A l’occasion du SmartFipa, nous avons eu la chance de nous entretenir avec Michel Reilhac, l’un des pionniers français du transmedia. Entre lucidité et provocation, il nous délivre sa vision à moyen terme de l’évolution du transmédia qui selon lui va connaître « un trou d’air » dans les deux prochaines années faute de ne pouvoir apporter aux mass médias un ROI rapide et une audience suffisamment importante.

Une vision un peu pessimiste même si nous partageons son avis sur le caractère « expérimental » du transmédia et sur la nécessité d’apprendre de nos erreurs avant de pouvoir proposer un modèle économique fiable et des dispositifs optimisés pour tous les publics.

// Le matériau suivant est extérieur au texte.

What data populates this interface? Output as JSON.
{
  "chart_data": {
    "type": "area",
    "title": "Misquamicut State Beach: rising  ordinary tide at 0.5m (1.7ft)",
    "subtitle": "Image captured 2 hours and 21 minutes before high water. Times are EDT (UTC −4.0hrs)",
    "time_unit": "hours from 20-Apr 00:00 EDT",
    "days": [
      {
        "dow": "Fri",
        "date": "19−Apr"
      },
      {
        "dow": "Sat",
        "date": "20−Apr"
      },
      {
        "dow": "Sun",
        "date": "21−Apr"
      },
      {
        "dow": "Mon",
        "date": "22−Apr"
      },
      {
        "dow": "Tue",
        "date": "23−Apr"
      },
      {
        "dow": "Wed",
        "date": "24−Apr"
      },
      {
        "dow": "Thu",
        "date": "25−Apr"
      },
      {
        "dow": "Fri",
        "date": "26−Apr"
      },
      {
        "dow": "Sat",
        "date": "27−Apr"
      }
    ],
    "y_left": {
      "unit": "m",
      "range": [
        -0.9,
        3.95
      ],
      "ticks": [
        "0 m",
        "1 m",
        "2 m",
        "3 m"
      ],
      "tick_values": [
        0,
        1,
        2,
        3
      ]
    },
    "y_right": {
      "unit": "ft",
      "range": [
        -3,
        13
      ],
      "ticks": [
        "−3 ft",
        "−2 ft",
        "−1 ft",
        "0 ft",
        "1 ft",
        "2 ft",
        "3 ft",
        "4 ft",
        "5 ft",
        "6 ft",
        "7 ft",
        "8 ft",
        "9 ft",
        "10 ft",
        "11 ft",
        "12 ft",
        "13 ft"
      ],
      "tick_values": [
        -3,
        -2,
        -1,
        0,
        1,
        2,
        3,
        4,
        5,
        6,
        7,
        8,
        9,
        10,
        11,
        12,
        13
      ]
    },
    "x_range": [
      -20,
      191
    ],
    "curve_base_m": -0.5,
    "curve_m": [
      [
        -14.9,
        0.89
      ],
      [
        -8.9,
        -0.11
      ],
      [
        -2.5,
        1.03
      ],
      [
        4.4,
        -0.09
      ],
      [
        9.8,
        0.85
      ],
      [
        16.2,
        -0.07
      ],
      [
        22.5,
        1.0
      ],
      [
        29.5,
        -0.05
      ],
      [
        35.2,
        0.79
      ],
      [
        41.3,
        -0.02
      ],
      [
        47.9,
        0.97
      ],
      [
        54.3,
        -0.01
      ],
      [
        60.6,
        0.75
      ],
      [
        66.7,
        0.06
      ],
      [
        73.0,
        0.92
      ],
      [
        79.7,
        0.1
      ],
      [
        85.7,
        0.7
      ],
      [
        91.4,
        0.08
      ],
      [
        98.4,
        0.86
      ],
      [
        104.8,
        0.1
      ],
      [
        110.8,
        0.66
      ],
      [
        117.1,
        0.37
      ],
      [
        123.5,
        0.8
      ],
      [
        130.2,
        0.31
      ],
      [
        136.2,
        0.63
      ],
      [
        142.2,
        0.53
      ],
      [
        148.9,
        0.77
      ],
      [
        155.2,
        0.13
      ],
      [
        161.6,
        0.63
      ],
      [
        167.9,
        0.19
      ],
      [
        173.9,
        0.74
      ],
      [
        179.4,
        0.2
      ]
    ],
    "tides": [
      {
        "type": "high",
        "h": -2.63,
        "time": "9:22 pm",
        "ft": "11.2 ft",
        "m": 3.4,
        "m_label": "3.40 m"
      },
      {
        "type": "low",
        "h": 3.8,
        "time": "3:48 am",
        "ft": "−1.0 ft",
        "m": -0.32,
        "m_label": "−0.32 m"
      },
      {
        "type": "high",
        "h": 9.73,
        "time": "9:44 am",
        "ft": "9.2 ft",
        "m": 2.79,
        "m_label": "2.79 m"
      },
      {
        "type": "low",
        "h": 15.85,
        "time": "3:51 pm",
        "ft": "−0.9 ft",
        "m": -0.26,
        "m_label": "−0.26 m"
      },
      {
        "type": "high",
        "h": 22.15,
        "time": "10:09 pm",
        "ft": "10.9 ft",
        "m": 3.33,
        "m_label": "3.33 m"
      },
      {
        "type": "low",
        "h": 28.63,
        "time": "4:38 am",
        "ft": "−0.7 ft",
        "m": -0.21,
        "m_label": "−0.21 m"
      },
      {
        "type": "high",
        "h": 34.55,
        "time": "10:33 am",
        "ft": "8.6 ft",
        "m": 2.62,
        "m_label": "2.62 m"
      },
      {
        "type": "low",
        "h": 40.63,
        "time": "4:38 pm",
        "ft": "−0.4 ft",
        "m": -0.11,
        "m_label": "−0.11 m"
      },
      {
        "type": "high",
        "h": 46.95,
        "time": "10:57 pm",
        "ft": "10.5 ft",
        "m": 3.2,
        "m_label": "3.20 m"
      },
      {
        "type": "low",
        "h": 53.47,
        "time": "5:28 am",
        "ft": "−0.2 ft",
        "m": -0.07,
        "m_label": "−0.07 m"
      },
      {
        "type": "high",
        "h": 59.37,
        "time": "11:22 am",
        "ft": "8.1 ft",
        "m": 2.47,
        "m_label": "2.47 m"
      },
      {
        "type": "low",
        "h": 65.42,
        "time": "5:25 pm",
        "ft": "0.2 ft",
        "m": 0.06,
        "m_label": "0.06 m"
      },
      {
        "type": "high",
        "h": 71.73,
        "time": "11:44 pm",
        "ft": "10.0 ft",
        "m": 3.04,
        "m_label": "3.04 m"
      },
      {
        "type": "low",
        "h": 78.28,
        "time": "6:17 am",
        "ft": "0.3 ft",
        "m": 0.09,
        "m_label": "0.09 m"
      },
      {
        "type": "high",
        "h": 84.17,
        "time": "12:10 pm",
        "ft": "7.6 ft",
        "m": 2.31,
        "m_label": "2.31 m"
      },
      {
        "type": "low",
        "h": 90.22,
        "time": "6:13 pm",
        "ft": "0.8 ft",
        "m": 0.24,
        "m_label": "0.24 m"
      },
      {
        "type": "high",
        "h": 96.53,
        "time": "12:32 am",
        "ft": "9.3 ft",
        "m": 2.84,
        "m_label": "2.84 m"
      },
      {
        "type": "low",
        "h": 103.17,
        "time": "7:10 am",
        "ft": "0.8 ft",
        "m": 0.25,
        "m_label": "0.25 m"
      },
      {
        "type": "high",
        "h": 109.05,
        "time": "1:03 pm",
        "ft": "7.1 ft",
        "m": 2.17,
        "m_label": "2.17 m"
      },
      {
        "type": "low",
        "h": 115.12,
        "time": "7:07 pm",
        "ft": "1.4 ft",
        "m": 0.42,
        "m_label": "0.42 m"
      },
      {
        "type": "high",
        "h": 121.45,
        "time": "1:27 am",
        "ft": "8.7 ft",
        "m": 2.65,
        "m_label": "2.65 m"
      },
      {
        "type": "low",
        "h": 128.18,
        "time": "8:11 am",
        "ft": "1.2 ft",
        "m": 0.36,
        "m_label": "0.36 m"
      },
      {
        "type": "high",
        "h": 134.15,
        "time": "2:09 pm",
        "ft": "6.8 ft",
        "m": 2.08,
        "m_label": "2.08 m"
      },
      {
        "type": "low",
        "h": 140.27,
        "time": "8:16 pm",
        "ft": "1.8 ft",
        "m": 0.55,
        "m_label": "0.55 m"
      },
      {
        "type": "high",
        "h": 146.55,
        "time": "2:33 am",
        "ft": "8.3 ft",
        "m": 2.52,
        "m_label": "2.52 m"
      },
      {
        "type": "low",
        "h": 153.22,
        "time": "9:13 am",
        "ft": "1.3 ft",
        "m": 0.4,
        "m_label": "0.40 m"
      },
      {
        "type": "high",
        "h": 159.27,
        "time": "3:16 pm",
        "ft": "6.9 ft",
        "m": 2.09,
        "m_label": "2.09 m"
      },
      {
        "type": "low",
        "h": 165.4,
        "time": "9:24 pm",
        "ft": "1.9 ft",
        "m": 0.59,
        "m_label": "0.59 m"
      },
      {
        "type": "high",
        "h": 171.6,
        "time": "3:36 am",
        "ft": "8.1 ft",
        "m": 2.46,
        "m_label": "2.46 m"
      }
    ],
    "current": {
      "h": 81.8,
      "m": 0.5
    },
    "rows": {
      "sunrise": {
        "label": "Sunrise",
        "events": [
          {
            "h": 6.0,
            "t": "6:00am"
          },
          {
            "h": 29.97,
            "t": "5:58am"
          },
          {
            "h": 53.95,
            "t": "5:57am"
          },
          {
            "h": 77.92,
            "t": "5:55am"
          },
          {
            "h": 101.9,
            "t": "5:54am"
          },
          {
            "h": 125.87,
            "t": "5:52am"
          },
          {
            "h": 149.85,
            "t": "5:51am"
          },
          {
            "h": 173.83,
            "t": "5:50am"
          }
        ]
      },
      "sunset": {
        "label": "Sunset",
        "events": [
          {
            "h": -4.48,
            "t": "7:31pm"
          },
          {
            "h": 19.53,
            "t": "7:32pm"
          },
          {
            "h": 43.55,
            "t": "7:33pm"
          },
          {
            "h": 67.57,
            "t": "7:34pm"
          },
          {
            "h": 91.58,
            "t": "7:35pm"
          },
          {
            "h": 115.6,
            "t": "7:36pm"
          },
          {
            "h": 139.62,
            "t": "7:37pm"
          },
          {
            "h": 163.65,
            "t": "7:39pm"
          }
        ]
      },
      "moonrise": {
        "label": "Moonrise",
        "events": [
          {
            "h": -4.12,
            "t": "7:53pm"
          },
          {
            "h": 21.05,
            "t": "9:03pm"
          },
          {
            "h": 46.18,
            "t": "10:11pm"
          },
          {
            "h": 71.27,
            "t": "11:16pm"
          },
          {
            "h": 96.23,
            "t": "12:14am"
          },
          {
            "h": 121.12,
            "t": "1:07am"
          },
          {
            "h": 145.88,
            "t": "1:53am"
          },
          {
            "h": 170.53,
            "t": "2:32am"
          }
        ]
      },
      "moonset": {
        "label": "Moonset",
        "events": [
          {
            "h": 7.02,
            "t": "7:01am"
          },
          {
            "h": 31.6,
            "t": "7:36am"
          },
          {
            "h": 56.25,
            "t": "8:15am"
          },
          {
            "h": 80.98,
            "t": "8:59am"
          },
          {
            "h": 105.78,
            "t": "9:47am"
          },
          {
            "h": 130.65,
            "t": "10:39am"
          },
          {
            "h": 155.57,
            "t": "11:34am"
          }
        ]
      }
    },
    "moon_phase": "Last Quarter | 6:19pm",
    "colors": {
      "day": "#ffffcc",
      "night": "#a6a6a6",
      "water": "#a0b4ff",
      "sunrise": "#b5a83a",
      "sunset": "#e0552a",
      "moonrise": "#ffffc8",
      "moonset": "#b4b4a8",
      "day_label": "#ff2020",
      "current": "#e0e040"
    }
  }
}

Je pense personnellement que l’appropriation du transmédia par les marques et la publicité peut permettre d’accélérer le phénomène de maturation car les annonceurs recherchent avant tout des dispositifs efficaces qui génèrent de l’audience et des contacts qualifiés (des leads). Les agences se retrouvent donc dans l’obligation de fournir des résultats et, de mon point de vue, les prix obtenus dans les festivals grâce au caractère innovant de ces campagnes ne suffiront pas à en justifier la mise en oeuvre.

Ce qui ne changera pas, c’est l’évolution rapide des usages multi-screen. Et je pense que Michel sera d’accord avec moi si j’écris que la transmédiatisation des oeuvres audiovisuelles, même si elle n’est pas nécessairement systématique, est une évolution inéluctable.

Michel Reilhac a quitté fin 2012 ses fonctions de directeur de l’Unité Cinéma d’Arte France et directeur général délégué d’ARTE France Cinéma, poste qu'il occupait depuis mai 2002. Il se consacre entièrement à des projets d’écriture, de réalisation et de développement de programmes transmédias.